Wessebecher arrive à un moment critique, où la prison abrite 1.100 détenus, dont 967 incarcérés, pour seulement 700 places, créant une situation de surpopulation inquiétante. "Cela entraîne des tensions", a déclaré Florian Adam, secrétaire local de FO-Justice, tandis que la nouvelle directrice insiste sur la nécessité d'"autres alternatives à l'incarcération".

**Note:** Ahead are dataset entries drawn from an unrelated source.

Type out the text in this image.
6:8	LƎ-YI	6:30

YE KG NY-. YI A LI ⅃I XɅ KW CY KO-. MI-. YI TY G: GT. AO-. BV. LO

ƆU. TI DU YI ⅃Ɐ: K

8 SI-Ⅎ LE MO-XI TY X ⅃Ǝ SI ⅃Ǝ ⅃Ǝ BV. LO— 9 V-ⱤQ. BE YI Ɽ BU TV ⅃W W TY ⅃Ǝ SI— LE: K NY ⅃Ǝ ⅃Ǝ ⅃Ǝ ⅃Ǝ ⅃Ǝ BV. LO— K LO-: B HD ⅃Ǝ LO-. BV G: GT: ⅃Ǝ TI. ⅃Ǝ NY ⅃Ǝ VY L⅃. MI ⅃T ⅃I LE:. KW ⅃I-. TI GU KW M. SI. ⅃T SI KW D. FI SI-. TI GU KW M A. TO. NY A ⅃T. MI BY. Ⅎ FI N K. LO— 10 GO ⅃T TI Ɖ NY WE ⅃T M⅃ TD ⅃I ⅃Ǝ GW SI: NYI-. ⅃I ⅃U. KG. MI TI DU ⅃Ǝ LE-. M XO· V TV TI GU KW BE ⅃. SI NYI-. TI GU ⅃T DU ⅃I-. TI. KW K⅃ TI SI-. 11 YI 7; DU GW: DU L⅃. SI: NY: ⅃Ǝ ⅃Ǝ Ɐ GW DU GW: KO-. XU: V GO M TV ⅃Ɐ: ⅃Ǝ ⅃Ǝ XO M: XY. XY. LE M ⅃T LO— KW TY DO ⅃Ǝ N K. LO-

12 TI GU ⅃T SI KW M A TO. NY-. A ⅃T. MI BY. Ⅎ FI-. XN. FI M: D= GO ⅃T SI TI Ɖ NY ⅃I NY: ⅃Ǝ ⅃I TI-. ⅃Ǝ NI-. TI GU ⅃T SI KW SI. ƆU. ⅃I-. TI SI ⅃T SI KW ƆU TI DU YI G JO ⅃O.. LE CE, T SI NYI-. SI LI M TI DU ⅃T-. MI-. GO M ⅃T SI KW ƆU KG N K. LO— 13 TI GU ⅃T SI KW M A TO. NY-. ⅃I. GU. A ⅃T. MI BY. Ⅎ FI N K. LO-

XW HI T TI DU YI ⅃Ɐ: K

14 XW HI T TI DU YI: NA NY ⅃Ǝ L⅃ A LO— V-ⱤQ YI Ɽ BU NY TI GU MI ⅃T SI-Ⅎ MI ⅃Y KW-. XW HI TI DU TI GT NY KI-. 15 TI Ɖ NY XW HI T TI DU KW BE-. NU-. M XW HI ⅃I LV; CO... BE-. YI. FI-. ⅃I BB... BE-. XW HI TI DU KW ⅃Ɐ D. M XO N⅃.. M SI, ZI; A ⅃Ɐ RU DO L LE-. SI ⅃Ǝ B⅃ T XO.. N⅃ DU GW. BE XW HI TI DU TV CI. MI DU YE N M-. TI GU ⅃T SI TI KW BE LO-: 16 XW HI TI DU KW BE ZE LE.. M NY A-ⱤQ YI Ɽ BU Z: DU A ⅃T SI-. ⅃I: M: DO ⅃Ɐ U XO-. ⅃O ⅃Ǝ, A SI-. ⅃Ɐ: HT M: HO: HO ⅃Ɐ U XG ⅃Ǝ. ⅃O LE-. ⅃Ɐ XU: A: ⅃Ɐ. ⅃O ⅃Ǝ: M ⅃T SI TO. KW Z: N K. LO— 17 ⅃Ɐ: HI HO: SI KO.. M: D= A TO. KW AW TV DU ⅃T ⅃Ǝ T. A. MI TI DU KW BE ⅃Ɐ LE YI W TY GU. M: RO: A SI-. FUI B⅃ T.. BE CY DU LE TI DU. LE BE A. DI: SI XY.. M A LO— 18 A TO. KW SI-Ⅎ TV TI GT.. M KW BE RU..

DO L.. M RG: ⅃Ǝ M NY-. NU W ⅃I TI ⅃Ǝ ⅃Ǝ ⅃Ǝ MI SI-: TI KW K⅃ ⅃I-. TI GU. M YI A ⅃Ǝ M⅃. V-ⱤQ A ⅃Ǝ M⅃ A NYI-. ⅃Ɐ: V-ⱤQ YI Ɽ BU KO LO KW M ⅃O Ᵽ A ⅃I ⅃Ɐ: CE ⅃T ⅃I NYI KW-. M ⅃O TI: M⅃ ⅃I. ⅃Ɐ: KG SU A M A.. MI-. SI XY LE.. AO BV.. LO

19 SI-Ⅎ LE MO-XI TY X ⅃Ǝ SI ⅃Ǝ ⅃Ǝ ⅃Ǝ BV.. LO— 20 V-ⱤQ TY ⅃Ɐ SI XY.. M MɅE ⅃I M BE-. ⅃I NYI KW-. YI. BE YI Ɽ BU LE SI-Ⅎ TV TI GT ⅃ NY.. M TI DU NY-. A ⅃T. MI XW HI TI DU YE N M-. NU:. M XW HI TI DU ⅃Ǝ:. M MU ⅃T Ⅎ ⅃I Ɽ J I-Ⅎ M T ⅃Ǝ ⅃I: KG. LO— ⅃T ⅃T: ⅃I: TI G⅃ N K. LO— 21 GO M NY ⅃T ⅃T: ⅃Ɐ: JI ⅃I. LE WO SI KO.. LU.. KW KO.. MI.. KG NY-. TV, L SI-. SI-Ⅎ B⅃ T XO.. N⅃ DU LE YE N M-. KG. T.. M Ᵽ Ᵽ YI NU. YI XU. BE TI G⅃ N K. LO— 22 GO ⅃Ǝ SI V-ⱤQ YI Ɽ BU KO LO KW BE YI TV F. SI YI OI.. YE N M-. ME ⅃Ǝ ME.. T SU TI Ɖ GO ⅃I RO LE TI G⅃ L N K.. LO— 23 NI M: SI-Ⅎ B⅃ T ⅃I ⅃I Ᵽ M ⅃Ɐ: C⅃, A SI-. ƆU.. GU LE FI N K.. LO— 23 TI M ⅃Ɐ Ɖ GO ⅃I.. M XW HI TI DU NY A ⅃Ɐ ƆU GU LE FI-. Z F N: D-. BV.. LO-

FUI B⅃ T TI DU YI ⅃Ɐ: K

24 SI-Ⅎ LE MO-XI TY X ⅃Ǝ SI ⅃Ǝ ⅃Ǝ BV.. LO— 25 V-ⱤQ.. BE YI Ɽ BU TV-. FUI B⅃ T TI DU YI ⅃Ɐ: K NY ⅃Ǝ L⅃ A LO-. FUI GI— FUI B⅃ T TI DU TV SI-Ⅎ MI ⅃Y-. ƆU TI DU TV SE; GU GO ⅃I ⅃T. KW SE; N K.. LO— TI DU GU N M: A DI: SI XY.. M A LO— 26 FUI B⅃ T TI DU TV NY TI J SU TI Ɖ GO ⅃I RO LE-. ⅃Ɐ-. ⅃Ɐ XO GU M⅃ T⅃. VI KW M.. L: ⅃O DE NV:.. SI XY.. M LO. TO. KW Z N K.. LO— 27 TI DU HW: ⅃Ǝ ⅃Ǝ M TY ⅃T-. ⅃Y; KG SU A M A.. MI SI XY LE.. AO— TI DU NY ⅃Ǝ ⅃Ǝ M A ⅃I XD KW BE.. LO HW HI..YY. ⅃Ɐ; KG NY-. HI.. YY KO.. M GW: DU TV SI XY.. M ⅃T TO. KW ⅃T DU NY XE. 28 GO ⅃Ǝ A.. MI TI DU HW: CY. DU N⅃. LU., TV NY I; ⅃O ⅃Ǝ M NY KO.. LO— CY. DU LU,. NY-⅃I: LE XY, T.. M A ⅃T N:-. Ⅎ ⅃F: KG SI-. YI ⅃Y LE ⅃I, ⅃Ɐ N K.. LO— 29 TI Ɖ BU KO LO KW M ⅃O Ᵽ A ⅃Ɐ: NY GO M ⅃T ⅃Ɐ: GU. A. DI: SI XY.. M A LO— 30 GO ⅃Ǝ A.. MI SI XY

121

Attentive à l'importance de la réinsertion, Aude Wessebecher a aussi pour mission de lutter contre le trafic de téléphones et de drogues, qui accentuent la violence au sein de l'établissement. "Des améliorations sont nécessaires pour garantir sécurité et respect des droits des détenus", a-t-elle déclaré.
Le manque d’effectifs est un autre enjeu majeur : dans un contexte où "on manque de 35 personnels", elle reconnait que le taux de couverture est d'un peu moins de 90%, et qu'il faut continuellement revendiquer plus de ressources humaines.
D'après l’Observatoire international des prisons (OIP), 14 décès ont été comptabilisés dans cette prison en 2025, incluant dix suicides, rendant la prévention du suicide une priorité pour Wessebecher. "Les surveillants sont essentiels dans la détection de risques", a-t-elle souligné.
Ains, Aude Wessebecher se positionne face à des défis complexes tout en gardant en ligne de mire la mission de réhabilitation des détenus et leur sécurité.